My palms grew clammy in anticipation of their answer. What if they had been tortured? I couldn’t stand the thought.
Anni looked over at Alex and then back at me.
“Nothing, Dagobert. The Gestapo did nothing to us,” she said.
“Nothing?” I asked in amazement. This was unheard of. The Kusitzkys had committed a grievous crime in the eyes of the Nazi government. They had succored enemies of the state—Jews.
“Nothing,” Anni continued. “They did ask us a few questions, but we just kept repeating that we were amazed to find out that you were Jewish. We said we had no idea. We only thought you were refugees who had been bombed out of your homes. We thought we were helping fellow Germans.”
“And they believed you?” I asked in disbelief.
“Who knows whether they believed us?” Alex said. “It doesn’t matter. What does matter is that they left us alone.”
“It was as though the Lord himself was watching over us,” Anni said. “God protected us.”
I nodded, smiling. But tears began to well up in my eyes. For some reason, Anni’s words had stirred something within me, a flood of memories, thoughts, and feelings that the day-to-day demands of survival had driven from my mind.
For the first time in quite a while, I thought about my parents.

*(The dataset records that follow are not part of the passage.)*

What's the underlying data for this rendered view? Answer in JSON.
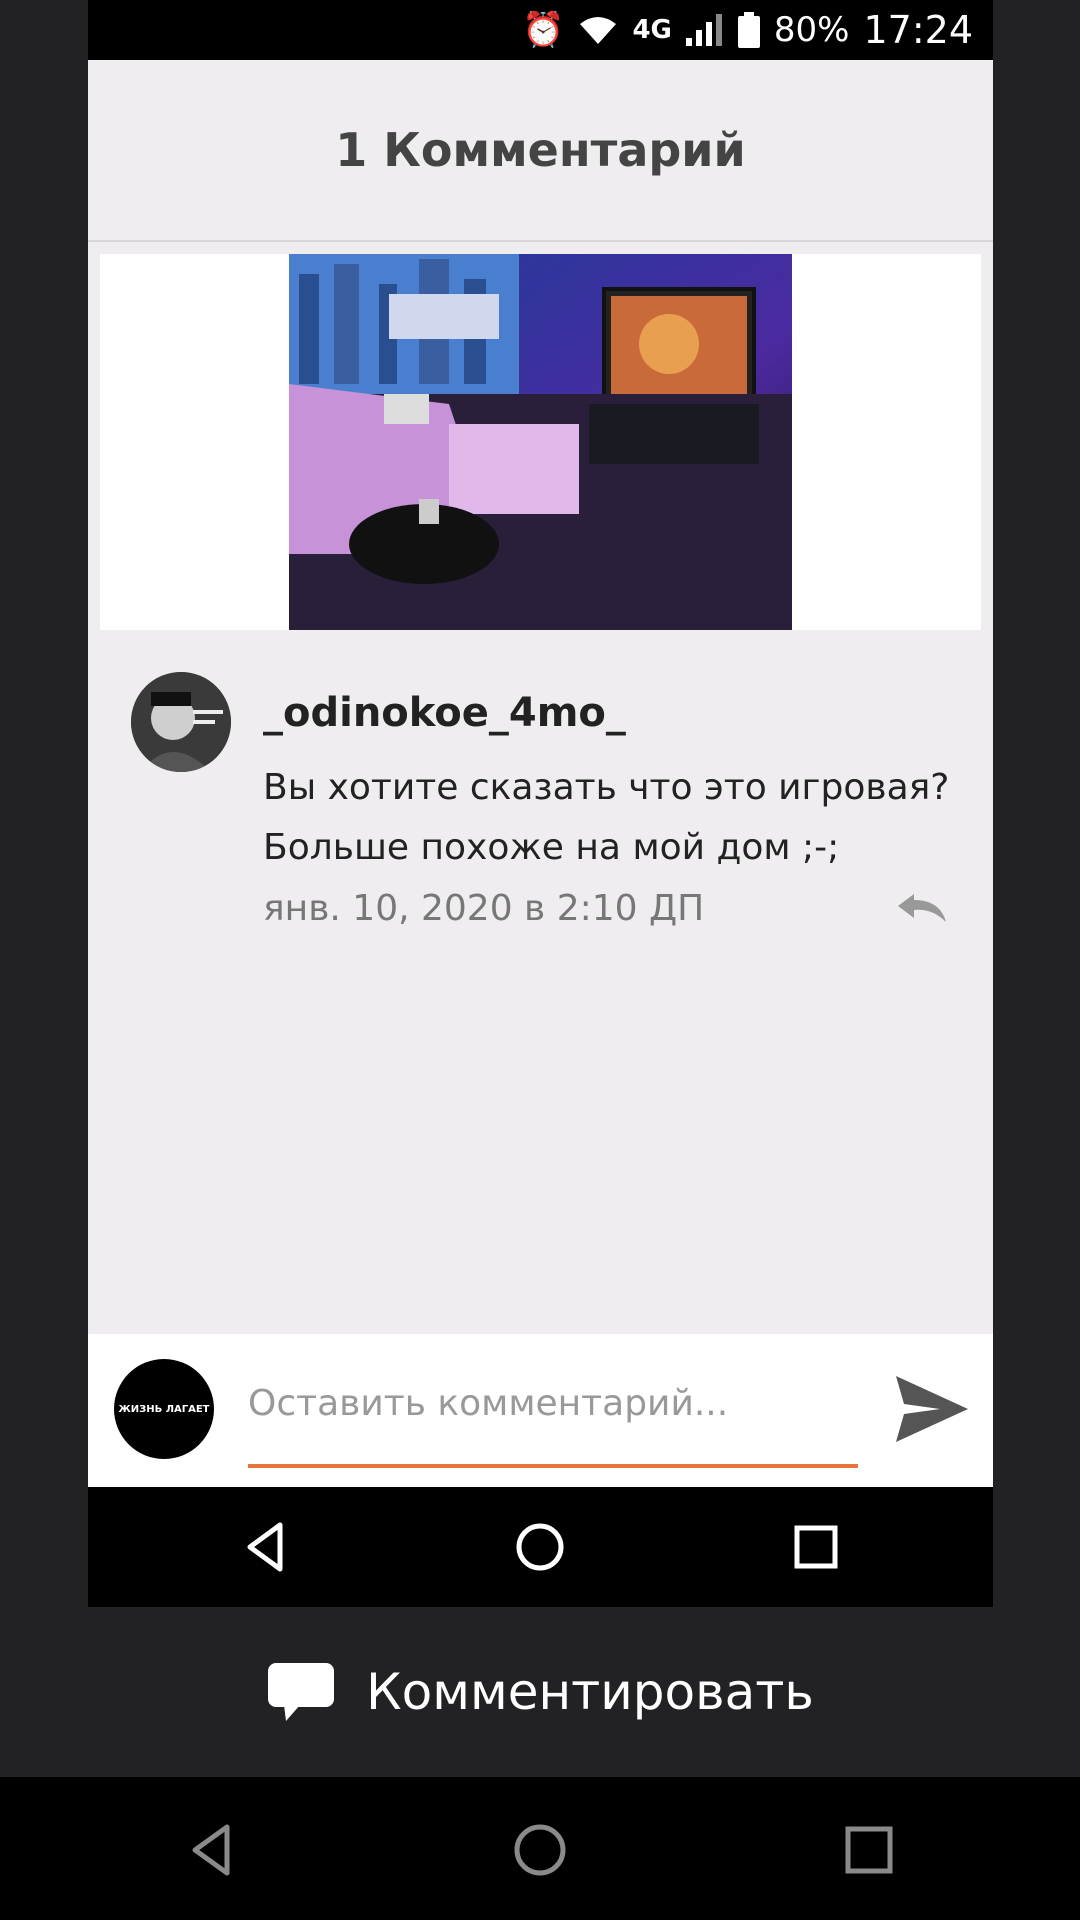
{
  "status_bar": {
    "network": "4G",
    "battery": "80%",
    "time": "17:24"
  },
  "header": {
    "title": "1 Комментарий"
  },
  "comment": {
    "username": "_odinokoe_4mo_",
    "text": "Вы хотите сказать что это игровая? Больше похоже на мой дом ;-;",
    "timestamp": "янв. 10, 2020 в 2:10 ДП"
  },
  "comment_bar": {
    "avatar_label": "ЖИЗНЬ ЛАГАЕТ",
    "placeholder": "Оставить комментарий..."
  },
  "bottom_action": {
    "label": "Комментировать"
  },
  "colors": {
    "accent": "#e8743b"
  }
}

My poor parents! What had happened to them? Was there a chance that they were still alive, attempting to return and find me? I desperately, desperately wanted to believe it. All of my happiness at seeing Jenny, Leo, Horst, and Heinz alive; my joy that Anni and Alex were unharmed; the euphoria brought on by the war’s imminent ending—all of this was tempered by my fear for my parents.
I fell asleep that night with my mind vacillating between jubilation at the fact that this hideous war had finally ended and despair at the probable fate of my mother and father. I had no way of knowing what had happened to my parents. From their postcard, I believed that they had been sent to a concentration camp in Trawniki, Poland. It would be a miracle if they had survived the war.
But then, I was no stranger to miracles. In my own case, the odds of surviving had been overwhelmingly against me. On three separate occasions, I should have died.
What were the odds that a Russian soldier would have read a textbook written by an uncle I could barely recall? And that this same soldier would happen to be the one to lead an assault on the building I was living in? That this soldier, poised on the verge of spraying the room with machine-gun fire, trembling with the tension of battle, would hesitate to shoot, deciding to question us instead? And that this soldier would, by chance, be Jewish and speak the Yiddish language, thereby allowing us to communicate?
It was beyond my ability to calculate, but I knew the odds must be astronomical.
What were the odds that I would encounter my friend Heinrich on my way to work at the gun factory? That Heinrich would risk severe punishment to tell me that all Jewish workers were being deported? That he would give me a lead that would help me find a place to hide? Had I missed him, I would have been deported along with all the other workers to a concentration camp where I almost certainly would have died.
And what were the odds that, once I was finally arrested, I would find myself in a situation that allowed me to make a key to a locked gate, enabling me to escape? What were the odds that I would meet the people and obtain the materials that resulted in my current freedom?
In each of these instances, something that could certainly be called a miracle had saved me.
Three miracles for three death sentences.
It would take a man far wiser than I to understand why I lived when so many others died. Was it fate, destiny, mere chance, or the Hand of God? Whatever the reason, if there was any reason at all, these three miracles saved me from the fate of millions of my fellow Jews. And for that, at least, I will be eternally grateful.